There is a trade-off between the increased statistical reliability and computational cost when choosing between overlapping and non-overlapping segments. The choice depends on the specific requirements of the analysis, the size of the dataset, and the available computational resources. Moreover, length of each segment (whether overlapping or non-overlapping) should be chosen based on the dominant frequencies of interest. Longer segments provide better frequency resolution but at the cost of temporal resolution, while shorter segments offer better temporal resolution but poorer frequency resolution.

Let’s consider overlapping segments in this case, specifically with a 99% overlap.

nBlocks = 256
nTotal = VortPrime.shape[1]

Next, we’ll input the time-step of sampling, extract the related frequencies, and convert these frequencies into the Strouhal Number as follows:

dt = 0.01*142
f = np.fft.fftfreq(nTotal, dt)
St = f*d/Ub

The list of Strouhal Numbers includes the dominant frequency and its harmonics, as shown in the FFT spectrum below:

The simple concept behing SPOD is that it combines elements of Proper Orthogonal Decomposition (POD) and Fourier analysis. Lets consider the SPOD algorithm for a single frequency, for example the second-harmonic in the figure above. Spectral Proper Orthogonal Decomposition (SPOD) at a single frequency identifies the dominant spatial structures that oscillate at that specific frequency within a dataset. By computing the cross-spectral density matrix for this frequency and solving the associated eigenvalue problem, SPOD extracts the primary modes, revealing coherent patterns and reducing noise. This technique highlights key dynamics tied to the chosen frequency, offering focused insights into complex systems.

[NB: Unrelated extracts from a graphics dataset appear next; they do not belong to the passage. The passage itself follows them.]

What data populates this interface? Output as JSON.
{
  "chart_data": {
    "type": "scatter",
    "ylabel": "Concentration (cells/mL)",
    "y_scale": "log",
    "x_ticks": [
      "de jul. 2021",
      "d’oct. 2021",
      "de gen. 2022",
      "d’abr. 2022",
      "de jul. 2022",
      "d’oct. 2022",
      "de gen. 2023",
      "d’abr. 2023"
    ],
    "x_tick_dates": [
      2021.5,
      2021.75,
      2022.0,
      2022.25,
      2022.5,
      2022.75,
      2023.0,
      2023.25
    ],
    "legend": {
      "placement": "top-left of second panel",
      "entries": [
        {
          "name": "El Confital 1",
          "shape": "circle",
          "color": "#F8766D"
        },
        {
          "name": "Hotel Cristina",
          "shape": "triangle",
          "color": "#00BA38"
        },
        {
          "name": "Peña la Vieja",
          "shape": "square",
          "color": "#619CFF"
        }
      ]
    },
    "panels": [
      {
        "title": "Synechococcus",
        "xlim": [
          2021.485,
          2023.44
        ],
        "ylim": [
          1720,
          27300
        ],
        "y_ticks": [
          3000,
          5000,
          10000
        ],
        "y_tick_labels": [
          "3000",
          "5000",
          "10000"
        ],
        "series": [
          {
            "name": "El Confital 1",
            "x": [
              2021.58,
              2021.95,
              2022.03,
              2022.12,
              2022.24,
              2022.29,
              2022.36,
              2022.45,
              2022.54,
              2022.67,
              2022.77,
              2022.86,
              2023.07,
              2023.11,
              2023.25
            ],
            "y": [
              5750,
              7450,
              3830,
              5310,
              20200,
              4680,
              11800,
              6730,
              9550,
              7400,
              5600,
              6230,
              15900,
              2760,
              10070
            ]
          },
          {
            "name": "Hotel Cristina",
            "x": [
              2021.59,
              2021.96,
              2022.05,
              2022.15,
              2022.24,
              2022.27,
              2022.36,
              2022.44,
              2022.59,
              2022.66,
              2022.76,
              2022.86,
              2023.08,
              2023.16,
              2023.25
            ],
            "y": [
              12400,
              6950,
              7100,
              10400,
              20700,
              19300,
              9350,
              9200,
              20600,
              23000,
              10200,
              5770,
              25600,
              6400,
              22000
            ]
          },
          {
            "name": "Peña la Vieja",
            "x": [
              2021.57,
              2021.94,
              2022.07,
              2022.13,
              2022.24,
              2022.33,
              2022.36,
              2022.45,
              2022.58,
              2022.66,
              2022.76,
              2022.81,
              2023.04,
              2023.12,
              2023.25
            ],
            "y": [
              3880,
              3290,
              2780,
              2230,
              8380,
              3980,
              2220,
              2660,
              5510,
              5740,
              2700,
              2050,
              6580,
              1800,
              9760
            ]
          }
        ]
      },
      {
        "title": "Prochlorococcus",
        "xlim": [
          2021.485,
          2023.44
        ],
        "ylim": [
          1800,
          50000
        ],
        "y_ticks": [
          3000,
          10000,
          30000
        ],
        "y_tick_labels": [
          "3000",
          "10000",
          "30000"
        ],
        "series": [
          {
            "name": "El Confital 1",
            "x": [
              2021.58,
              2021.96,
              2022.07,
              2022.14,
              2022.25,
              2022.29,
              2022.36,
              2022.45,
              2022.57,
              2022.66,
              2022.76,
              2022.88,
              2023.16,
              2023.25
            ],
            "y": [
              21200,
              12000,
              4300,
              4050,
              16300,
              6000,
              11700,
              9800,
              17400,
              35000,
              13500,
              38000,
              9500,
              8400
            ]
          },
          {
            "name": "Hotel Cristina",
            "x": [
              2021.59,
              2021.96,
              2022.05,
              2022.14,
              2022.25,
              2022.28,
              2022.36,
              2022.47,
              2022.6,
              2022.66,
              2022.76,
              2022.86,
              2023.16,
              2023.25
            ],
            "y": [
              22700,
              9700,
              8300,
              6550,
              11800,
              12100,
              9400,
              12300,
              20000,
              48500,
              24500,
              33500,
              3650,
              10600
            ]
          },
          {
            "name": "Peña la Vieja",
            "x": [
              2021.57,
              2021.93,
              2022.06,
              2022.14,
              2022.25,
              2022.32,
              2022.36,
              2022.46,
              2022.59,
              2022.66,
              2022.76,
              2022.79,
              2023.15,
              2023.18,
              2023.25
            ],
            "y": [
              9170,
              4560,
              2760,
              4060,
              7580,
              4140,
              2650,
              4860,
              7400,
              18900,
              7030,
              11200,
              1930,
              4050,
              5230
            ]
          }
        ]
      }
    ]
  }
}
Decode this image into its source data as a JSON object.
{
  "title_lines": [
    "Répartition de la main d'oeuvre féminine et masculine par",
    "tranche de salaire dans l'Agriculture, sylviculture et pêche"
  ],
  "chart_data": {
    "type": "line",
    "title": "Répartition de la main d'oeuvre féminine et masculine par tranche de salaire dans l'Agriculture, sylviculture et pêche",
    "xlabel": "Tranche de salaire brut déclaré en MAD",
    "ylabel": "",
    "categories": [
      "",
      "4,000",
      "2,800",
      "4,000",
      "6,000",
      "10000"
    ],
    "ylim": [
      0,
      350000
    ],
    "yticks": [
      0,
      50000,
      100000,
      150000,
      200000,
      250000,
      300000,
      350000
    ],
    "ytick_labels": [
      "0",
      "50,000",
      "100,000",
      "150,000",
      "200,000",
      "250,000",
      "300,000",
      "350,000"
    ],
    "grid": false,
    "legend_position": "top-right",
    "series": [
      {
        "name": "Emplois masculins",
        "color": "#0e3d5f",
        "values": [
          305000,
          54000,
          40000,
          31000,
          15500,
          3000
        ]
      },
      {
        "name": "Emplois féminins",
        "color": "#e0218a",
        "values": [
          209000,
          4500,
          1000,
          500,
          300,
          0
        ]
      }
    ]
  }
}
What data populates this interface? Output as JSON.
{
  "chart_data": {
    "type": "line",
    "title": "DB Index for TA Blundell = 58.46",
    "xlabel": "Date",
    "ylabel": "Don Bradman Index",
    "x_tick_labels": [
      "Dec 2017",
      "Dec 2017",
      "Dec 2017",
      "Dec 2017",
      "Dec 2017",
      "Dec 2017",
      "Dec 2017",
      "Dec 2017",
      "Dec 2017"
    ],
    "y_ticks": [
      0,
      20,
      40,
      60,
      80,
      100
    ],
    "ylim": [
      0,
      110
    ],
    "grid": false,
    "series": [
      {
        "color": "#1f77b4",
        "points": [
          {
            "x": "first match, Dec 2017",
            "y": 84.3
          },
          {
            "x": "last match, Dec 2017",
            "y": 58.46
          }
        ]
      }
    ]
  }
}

To generate this toy SPOD code for a single frequency, we will divide the data into segments, convert the data into the frequency domain, and then collect them at a specific frequency, such as the second harmonic.

for i in range(0, nBlocks):
    Q1n = VortPrime[:, 0:nTotal-nBlocks + i]
    Q1n_star = np.fft.fft(Q1n, axis = 1)
    Q1New[:,i] = Q1n_star[:,120]

This new matrix, Q1New, is our data matrix in the frequency domain. We will use this matrix to compute the Cross-Spectral Density (CSD) Matrix, which is essentially a correlation matrix in POD.

M = np.dot(Q1New.conj().T, Q1New)/nBlocks

Finally, we can solve the eigenvalue problem for the CSD matrix to obtain the SPOD modes for the second harmonic:

[Lambda, Theta] = np.linalg.eig(M)
Modes = np.dot(np.dot(Q1New, Theta), np.diag(1/np.sqrt(Lambda)/np.sqrt(nBlocks)))

Then, one can easily plot the SPOD modes for the second harmonic using simple plotting routines in Matplotlib as follows:

Rect1 = plt.Rectangle((-0.5, -0.5), 1, 1, ec='k', color='white', zorder=2)

fig, ax = plt.subplots(figsize=(11, 4))
p = ax.tricontourf(x/0.1, y/0.1, np.real(Modes[:,0])*(d/Ub), levels = 1001, 
                   vmin=-0.02, vmax=0.02, cmap = cmap)
ax.add_patch(Rect1)
ax.xaxis.set_tick_params(direction='in', which='both')
ax.yaxis.set_tick_params(direction='in', which='both')
ax.xaxis.set_ticks_position('both')
ax.yaxis.set_ticks_position('both')
ax.set_xlim(-1, 20)
ax.set_ylim(-5, 5)
ax.set_aspect('equal')
ax.set_xlabel(r'$\bf x/d$')
ax.set_ylabel(r'$\bf y/d$')
plt.show()

Here are the first 6 SPOD modes for the second harmonic, highlighting the dominant spatial structures that oscillate at that specific frequency within the complex flow around a square cylinder:

Similarly, here are the first 6 SPOD modes corresponding to the dominant vortex shedding frequency:

Notice that Mode 1 for both the dominant and second harmonic frequencies closely correlates with POD Modes 1 and 3, which are associated with these specific frequencies.

This suggests that the spatial structures identified by SPOD at these specific frequencies are similar to those captured by POD. This close correlation suggests that the energy-dominant structures in the dataset (captured by POD) are primarily driven by the dynamics at the dominant frequency and its second harmonic, for example. It also highlights the effectiveness of SPOD in isolating these structures at specific frequencies, which may be more challenging to discern with POD alone. Further, the connection between SPOD and POD modes can help in understanding the multi-scale nature of the flow or system being analyzed, where certain modes are prominent across different scales and frequencies.